Het bestond al sinds 1973 in de wijk The Bronx: scholieren zetten hun ghettoblasters neer op een plein en dansten op de muziek. De breakdancers zochten daar zelf muziek bij om op te kunnen dansen. Bevriende muzikanten knutselden zelf wat in elkaar. Het begin van sampling: stukjes uit bestaande muziek knippen en daar nieuwe nummers van maken.

Rap en subcultuur

De dansers en muzikanten kregen nog meer gezelschap. Rappers sloten zich aan en gingen freestylen: zingend en pratend improviseren op de beat, als feestelijke aanmoediging voor de dansers. Meteen ontstond een bepaalde dialoog, een eigen vocabulaire vol straattermen, muzikale slang en andere gesproken shouts en riffs. Dansen en rappen op de nieuwe hiphop ritmes, lekker!

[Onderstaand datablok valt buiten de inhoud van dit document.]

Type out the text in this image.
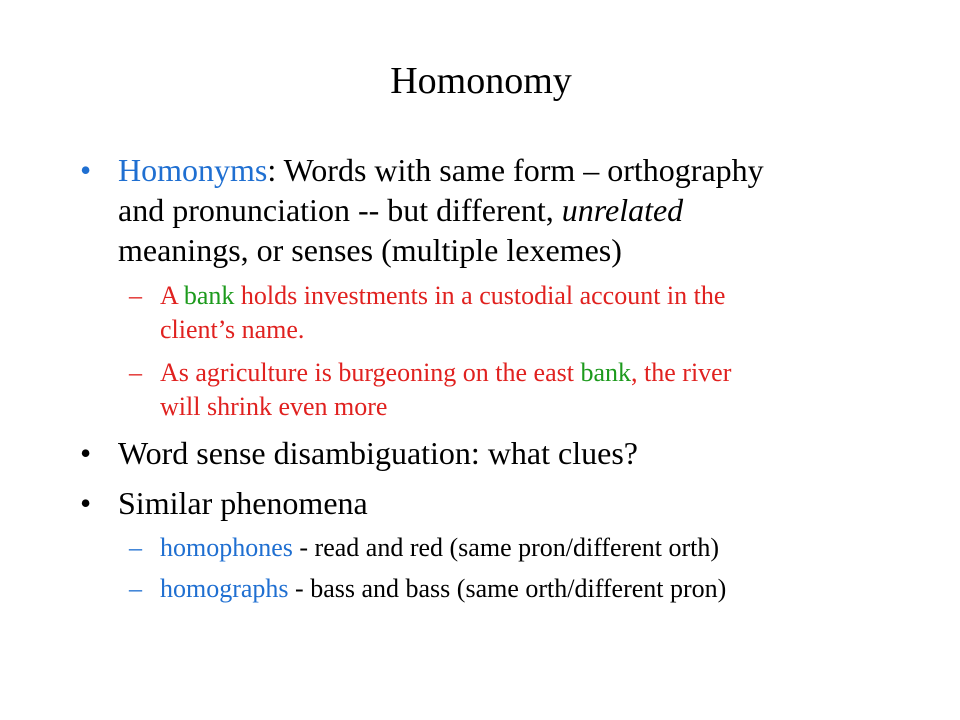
Homonomy
• Homonyms: Words with same form – orthography
and pronunciation -- but different, unrelated
meanings, or senses (multiple lexemes)

– A bank holds investments in a custodial account in the
client’s name.

– As agriculture is burgeoning on the east bank, the river
will shrink even more

• Word sense disambiguation: what clues?

• Similar phenomena

– homophones - read and red (same pron/different orth)

– homographs - bass and bass (same orth/different pron)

Met dans, muziek en rap groeide het uit tot een subcultuur. Een sociaal event met een eigen onderstroom, eigen rituelen en een eigen dresscode. Was het een reactie op het opgebrande vuur van de disco? Was het een reactie op de punk? Later zouden de teksten veel maatschappijkritischer worden.

Lees ook hoe producer J Dilla drumcomputers kon laten swingen.

Sylvia Robinson

De vrouw die wel wat in de nieuwe muziek zag was producer Sylvia Robinson, die zelf als zangeres in 1973 een hit had met Pillow Talk, en aan de wieg stond van het nieuwe label Sugar Hill Records, dat ze runde met haar man Joe.

Er was één probleempje: ze had grote moeite om de mensen voor de microfoon te krijgen. Rappers wilden liever alleen optreden in de clubs, niet in de studio.

Ze benaderde The Sugarhill Gang uit New Jersey, bestaande uit Big Bank Hank, Wondermike en Master Gee. Het trio wilde wel de studio in. Maar wát ze daar precies zouden doen en hoelang, wist nog niemand.

‘I’ve got these kids who are going to talk real fast over it’ — Sylvia Robinson

Rappers’ Delight

De muzikanten van Sugar Hill Records waren gewend om een kwartier lang precies dezelfde partij te spelen, zonder één fout te maken. Voor Rappers’ Delight was bassist Chip Shearin ingehuurd. Hij weet het nog: hij was zeventien en kreeg 70 dollar voor het inspelen van de track.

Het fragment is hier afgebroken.